A few days before interviewing Redmond, I was observing a weeknight planning session for the “Stop Stop and Frisk” campaign, activities by a loose-knit group of activists, including some from Occupy Wall Street. The group courts arrest in front of police stations in order to raise awareness about the New York Police Department’s controversial policy of frisking so many young black and Hispanic men in the city. As members batted about possible locations for their first civil disobedience in the Bronx, I realized they were talking about doing it in the same precinct where, last December, I was arrested at a small Occupy the Bronx protest. I have learned that handcuffs can be a part of covering street demonstrations. Should I still cover the stop-and-frisk demo?
I weighed the options. And hesitated. It is one thing to be arrested as an independent journalist in a centrally located public square, where mainstream news cameras and spectators function as Klieg lights. They increase the likelihood that police officers involved will be held accountable. But it is another to get arrested in more distant outposts. Working journalists, after all, have been corralled and arrested, and occasionally punched, at demonstrations around the country, some on videotape.
I often wonder about other independent journalists who have tried to cover Occupy events in out-of-the-limelight spaces. I also wonder about the communities who rely on them, and on student journalists, for news coverage that speaks to their particular concerns. “The news landscape has changed to the point where grassroots media is more important” than ever, argues Susan Mernit, editor-in-chief of the Oakland Local, a three-year-old startup that uses freelance and citizen journalists.
But risking entanglement in the criminal justice system is a high bar for a student or independent journalist earning somewhere between nothing and $250 per article. As the potential risks of reporting rise, fewer independent journalists will cover these stories, even though they matter to their respective audiences. For example, the minority and immigrant communities I cover could not care less about Occupy, per se. But they are interested in key points of Occupy’s platform, like economic inequality and stopping home foreclosures.
More than ever, mainstream organizations must continue to press city governments for reform of police practices that interfere with newsgathering. “We’re not naïve enough to think we can stop journalists from being arrested,” says Lucy Dalglish, executive director of Reporters Committee for Freedom of the Press, which has been working with Chicago officials to prepare for this May’s G-8 conference. “But we can come up with procedures to get them back out on the street as fast as possible.”
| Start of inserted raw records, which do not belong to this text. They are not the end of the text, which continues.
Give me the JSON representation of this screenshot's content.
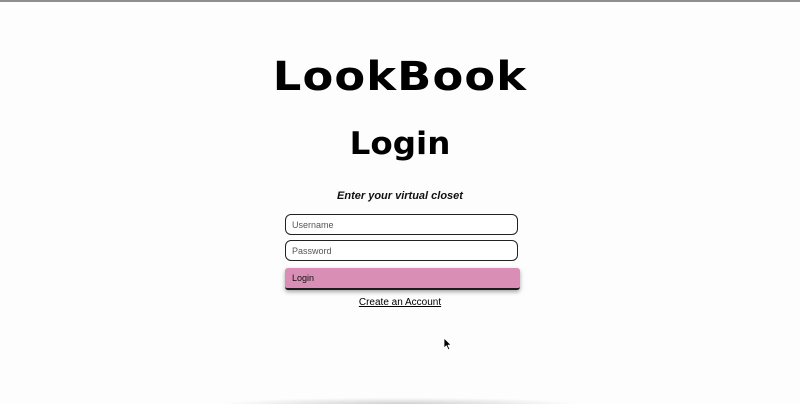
{
  "app": {
    "logo": "LookBook"
  },
  "login": {
    "heading": "Login",
    "tagline": "Enter your virtual closet",
    "username_placeholder": "Username",
    "password_placeholder": "Password",
    "login_button_label": "Login",
    "create_account_link": "Create an Account",
    "button_color": "#d98eb6"
  },
  "icons": {
    "cursor": "mouse-pointer-icon"
  }
}
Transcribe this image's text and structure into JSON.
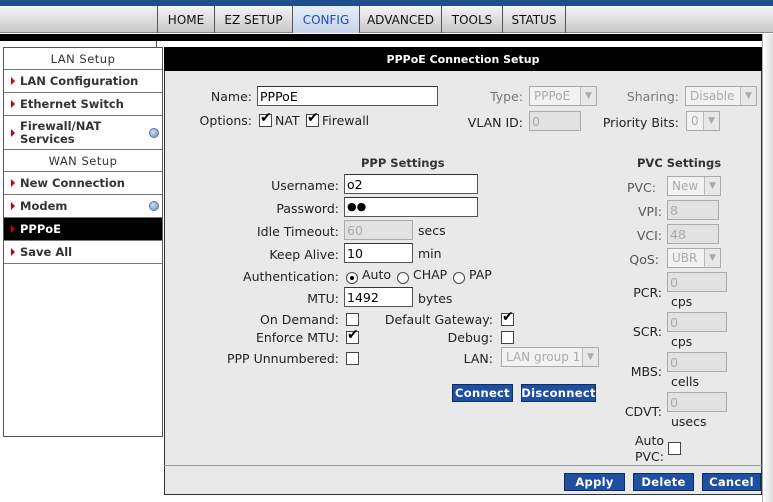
{
  "nav": {
    "tabs": [
      {
        "label": "HOME"
      },
      {
        "label": "EZ SETUP"
      },
      {
        "label": "CONFIG"
      },
      {
        "label": "ADVANCED"
      },
      {
        "label": "TOOLS"
      },
      {
        "label": "STATUS"
      }
    ],
    "active_color": "#1c4fae"
  },
  "sidebar": {
    "lan_header": "LAN Setup",
    "lan_items": [
      {
        "label": "LAN Configuration"
      },
      {
        "label": "Ethernet Switch"
      },
      {
        "label": "Firewall/NAT Services"
      }
    ],
    "wan_header": "WAN Setup",
    "wan_items": [
      {
        "label": "New Connection"
      },
      {
        "label": "Modem"
      },
      {
        "label": "PPPoE"
      },
      {
        "label": "Save All"
      }
    ]
  },
  "panel": {
    "title": "PPPoE Connection Setup",
    "name_label": "Name:",
    "name_value": "PPPoE",
    "options_label": "Options:",
    "nat_label": "NAT",
    "firewall_label": "Firewall",
    "type_label": "Type:",
    "type_value": "PPPoE",
    "sharing_label": "Sharing:",
    "sharing_value": "Disable",
    "vlan_label": "VLAN ID:",
    "vlan_value": "0",
    "priority_label": "Priority Bits:",
    "priority_value": "0"
  },
  "ppp": {
    "header": "PPP Settings",
    "username_label": "Username:",
    "username_value": "o2",
    "password_label": "Password:",
    "password_value": "●●",
    "idle_label": "Idle Timeout:",
    "idle_value": "60",
    "idle_unit": "secs",
    "keepalive_label": "Keep Alive:",
    "keepalive_value": "10",
    "keepalive_unit": "min",
    "auth_label": "Authentication:",
    "auth_auto": "Auto",
    "auth_chap": "CHAP",
    "auth_pap": "PAP",
    "mtu_label": "MTU:",
    "mtu_value": "1492",
    "mtu_unit": "bytes",
    "ondemand_label": "On Demand:",
    "defgw_label": "Default Gateway:",
    "enforce_label": "Enforce MTU:",
    "debug_label": "Debug:",
    "unnumbered_label": "PPP Unnumbered:",
    "lan_label": "LAN:",
    "lan_value": "LAN group 1",
    "connect_btn": "Connect",
    "disconnect_btn": "Disconnect"
  },
  "pvc": {
    "header": "PVC Settings",
    "pvc_label": "PVC:",
    "pvc_value": "New",
    "vpi_label": "VPI:",
    "vpi_value": "8",
    "vci_label": "VCI:",
    "vci_value": "48",
    "qos_label": "QoS:",
    "qos_value": "UBR",
    "pcr_label": "PCR:",
    "pcr_value": "0",
    "pcr_unit": "cps",
    "scr_label": "SCR:",
    "scr_value": "0",
    "scr_unit": "cps",
    "mbs_label": "MBS:",
    "mbs_value": "0",
    "mbs_unit": "cells",
    "cdvt_label": "CDVT:",
    "cdvt_value": "0",
    "cdvt_unit": "usecs",
    "autopvc_label_1": "Auto",
    "autopvc_label_2": "PVC:"
  },
  "footer": {
    "apply": "Apply",
    "delete": "Delete",
    "cancel": "Cancel"
  }
}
And if it hasn’t been clear before, the Occupy arrests should underscore that journalism institutions must shift the terms of public debate from Who is a Journalist to What is Journalism. From Oakland to Atlanta to New York, reports confirm that individual police officers feel very comfortable selecting who is or isn’t a legitimate journalist. Sometimes, brand awareness counts. Many other times, notably in New York City, it did not. In any event, it’s not their call. Adam Goldstein, attorney advocate for the Student Press Law Center, points out that “To the extent that we’re still debating who’s a journalist, the cops can’t decide.”
And finally, independent journalists myself included, must become savvy about how to stay safe and get the story. Natasha Lennard, a project officer with the International News Safety Institute has been organizing training sessions to help journalists learn, for instance, how to navigate a crowd. Trainings are announced on the INSI-North America’s Facebook page.
I ended up covering the stop-and-frisk rally. On the day, protesters decided not to do civil disobedience and opted to march, instead. If their strategy had been less inside the lines, I am not sure what I would have done.